A diario pasan seis telenovelas en Unitel. Hasta julio eran siete, pero una vez que terminó la de las 9:00 no la reemplazaron por otra, sino por una hora de Los Simpsons, que tiene otra hora a las 11:30. En la tarde dan dos novelas peruanas. Una de ellas, recién estrenada en agosto, es ¡sobre el coronavirus! En la noche hay tres: a las 21:00, a las 22:00, y a las 23:00. A las 24:00 pasan una serie gringa basada en “casos reales” que maneja los mismos códigos melodramáticos (sábados y domingos por la tarde repiten todos los capítulos de dos telenovelas). Mi padre cuenta que su hermano no puede dormir desde que se inició el confinamiento y con su esposa ven los cuatro culebrones nocturnos. En 2018 Unitel produjo la primera telenovela boliviana: Despéiname la vida, fue un fracaso de crítica y audiencia. De las 19 horas de programación diaria de Unitel, seis corresponden a telenovelas, el 31%. Los otros programas que tiene a diario son La Batidora, de concursos; Caso cerrado, un talkshow en la línea de Laura en América, donde una jueza resuelve problemas legales en media hora. Al final de la tarde nuevamente aparece Anabel Angus en un concurso de canto que se llama Dar la nota. Anabel en promedio tiene que estar bailando, riendo, sonriendo y hablando cuatro horas y media al día. No hay un solo programa de análisis periodístico o artístico-cultural en toda la semana.

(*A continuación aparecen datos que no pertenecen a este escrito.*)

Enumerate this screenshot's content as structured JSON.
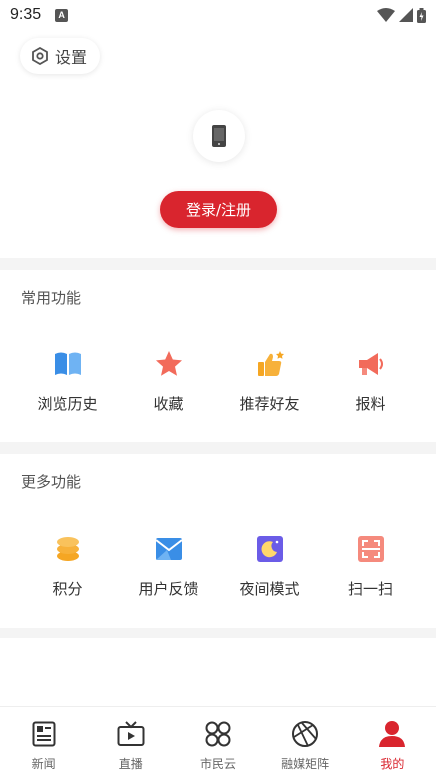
{
  "status": {
    "time": "9:35",
    "notif": "A"
  },
  "settings": {
    "label": "设置"
  },
  "login": {
    "label": "登录/注册"
  },
  "common": {
    "title": "常用功能",
    "items": [
      {
        "label": "浏览历史",
        "icon": "book-icon"
      },
      {
        "label": "收藏",
        "icon": "star-icon"
      },
      {
        "label": "推荐好友",
        "icon": "thumbs-up-icon"
      },
      {
        "label": "报料",
        "icon": "megaphone-icon"
      }
    ]
  },
  "more": {
    "title": "更多功能",
    "items": [
      {
        "label": "积分",
        "icon": "coins-icon"
      },
      {
        "label": "用户反馈",
        "icon": "mail-icon"
      },
      {
        "label": "夜间模式",
        "icon": "moon-icon"
      },
      {
        "label": "扫一扫",
        "icon": "scan-icon"
      }
    ]
  },
  "tabs": [
    {
      "label": "新闻",
      "icon": "newspaper-icon",
      "active": false
    },
    {
      "label": "直播",
      "icon": "tv-icon",
      "active": false
    },
    {
      "label": "市民云",
      "icon": "cloud-grid-icon",
      "active": false
    },
    {
      "label": "融媒矩阵",
      "icon": "matrix-icon",
      "active": false
    },
    {
      "label": "我的",
      "icon": "user-icon",
      "active": true
    }
  ],
  "colors": {
    "accent": "#d9252e",
    "blue": "#3a8ee6",
    "orange": "#f5a623",
    "purple": "#6b5ce7"
  }
}
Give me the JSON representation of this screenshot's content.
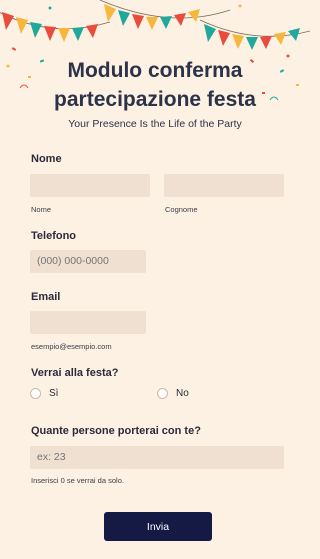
{
  "header": {
    "title": "Modulo conferma partecipazione festa",
    "subtitle": "Your Presence Is the Life of the Party"
  },
  "name_section": {
    "label": "Nome",
    "first_sublabel": "Nome",
    "last_sublabel": "Cognome",
    "first_value": "",
    "last_value": ""
  },
  "phone_section": {
    "label": "Telefono",
    "placeholder": "(000) 000-0000"
  },
  "email_section": {
    "label": "Email",
    "hint": "esempio@esempio.com",
    "value": ""
  },
  "attendance_section": {
    "label": "Verrai alla festa?",
    "options": [
      "Sì",
      "No"
    ]
  },
  "guests_section": {
    "label": "Quante persone porterai con te?",
    "placeholder": "ex: 23",
    "hint": "Inserisci 0 se verrai da solo."
  },
  "submit_label": "Invia",
  "colors": {
    "background": "#fdf1e3",
    "field": "#efe0d2",
    "title": "#2c3349",
    "button": "#141a44"
  }
}
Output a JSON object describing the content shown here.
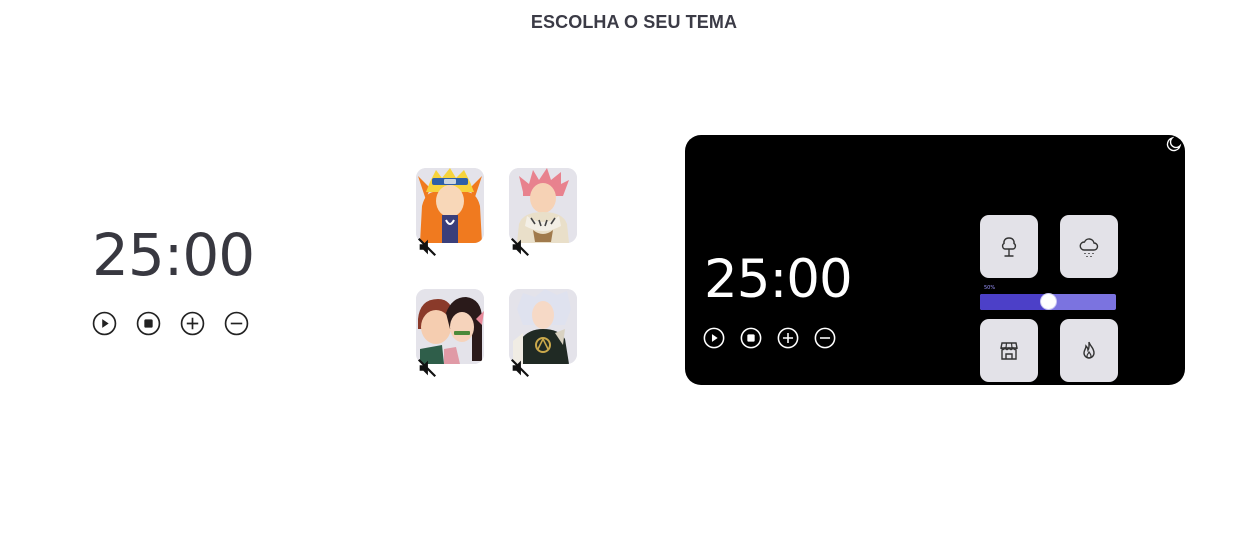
{
  "header": {
    "title": "ESCOLHA O SEU TEMA"
  },
  "timer_light": {
    "time": "25:00",
    "controls": [
      "play-icon",
      "stop-icon",
      "plus-icon",
      "minus-icon"
    ]
  },
  "sounds": [
    {
      "name": "naruto",
      "muted": true
    },
    {
      "name": "natsu",
      "muted": true
    },
    {
      "name": "tanjiro-nezuko",
      "muted": true
    },
    {
      "name": "yami-black-clover",
      "muted": true
    }
  ],
  "timer_dark": {
    "time": "25:00",
    "controls": [
      "play-icon",
      "stop-icon",
      "plus-icon",
      "minus-icon"
    ],
    "ambient": [
      {
        "icon": "tree-icon"
      },
      {
        "icon": "rain-cloud-icon"
      },
      {
        "icon": "store-icon"
      },
      {
        "icon": "fire-icon"
      }
    ],
    "volume": {
      "label": "50%",
      "level": 0.5
    },
    "theme_toggle_icon": "moon-icon"
  },
  "colors": {
    "dark_bg": "#000000",
    "slider_fill": "#4c40c8",
    "slider_track": "#7b73e0",
    "tile_bg": "#e3e2e8"
  }
}
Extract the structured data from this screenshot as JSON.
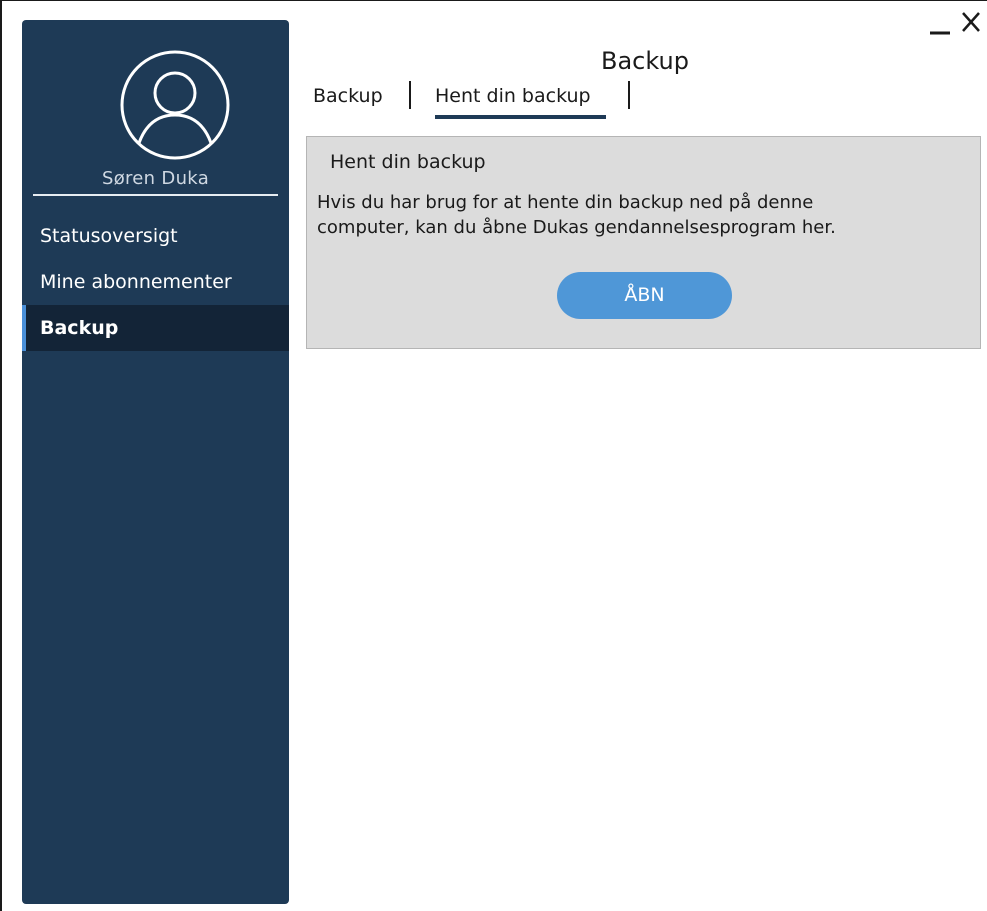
{
  "window": {
    "minimize_icon": "minimize-icon",
    "close_icon": "close-icon"
  },
  "sidebar": {
    "avatar_icon": "user-avatar-icon",
    "user_name": "Søren Duka",
    "items": [
      {
        "label": "Statusoversigt",
        "active": false
      },
      {
        "label": "Mine abonnementer",
        "active": false
      },
      {
        "label": "Backup",
        "active": true
      }
    ]
  },
  "header": {
    "title": "Backup"
  },
  "tabs": [
    {
      "label": "Backup",
      "active": false
    },
    {
      "label": "Hent din backup",
      "active": true
    }
  ],
  "panel": {
    "title": "Hent din backup",
    "text_line1": "Hvis du har brug for at hente din backup ned på denne",
    "text_line2": "computer, kan du åbne Dukas gendannelsesprogram her.",
    "button_label": "ÅBN"
  },
  "colors": {
    "sidebar": "#1e3a56",
    "sidebar_active": "#132437",
    "accent": "#4f97d7",
    "panel": "#dcdcdc"
  }
}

Los noticiarios duran hora y media al mediodía y dos horas en su franja estelar. Las  noticias son más bien coyunturales: pandemia, accidentes, asesinatos, gente que necesita algún tipo de ayuda. Todo eso muy bien explotado (la noticia de un robo simple puede tomar más de cinco minutos). Hace unas semanas mostraron durante varios días las protestas de agro-empresarios por un recurso judicial que les prohíbe usar transgénicos. Según mis padres, ese recurso fue presentado por seguidores de Evo Morales. Nunca entrevistaron a un ambientalista para preguntar qué significa esto, la única voz permitida fue la de los “perjudicados”. En el informativo con más audiencia del país es inexistente la investigación, pero hay un sector donde muestran videos de noticias que puede enviar cualquier ciudadano por WhatsApp. El periodismo marca Unitel tuvo su punto más bajo la noche del domingo 19 de julio, cuando entrevistaron en exclusiva a la presidenta interina —y candidata a la presidencia— de Bolivia, Jeanine Añez, en el peor momento de su gestión. La entrevista parecía guionizada. La presidenta respondía de memoria las consultas inofensivas de los presentadores. Para mis padres, la presidenta no tuvo la culpa, sino que no le hicieron buenas preguntas. Muchos dijeron que ese día fue la muerte del periodismo boliviano, pero, citando a Zappa: no está muerto, solo huele mal.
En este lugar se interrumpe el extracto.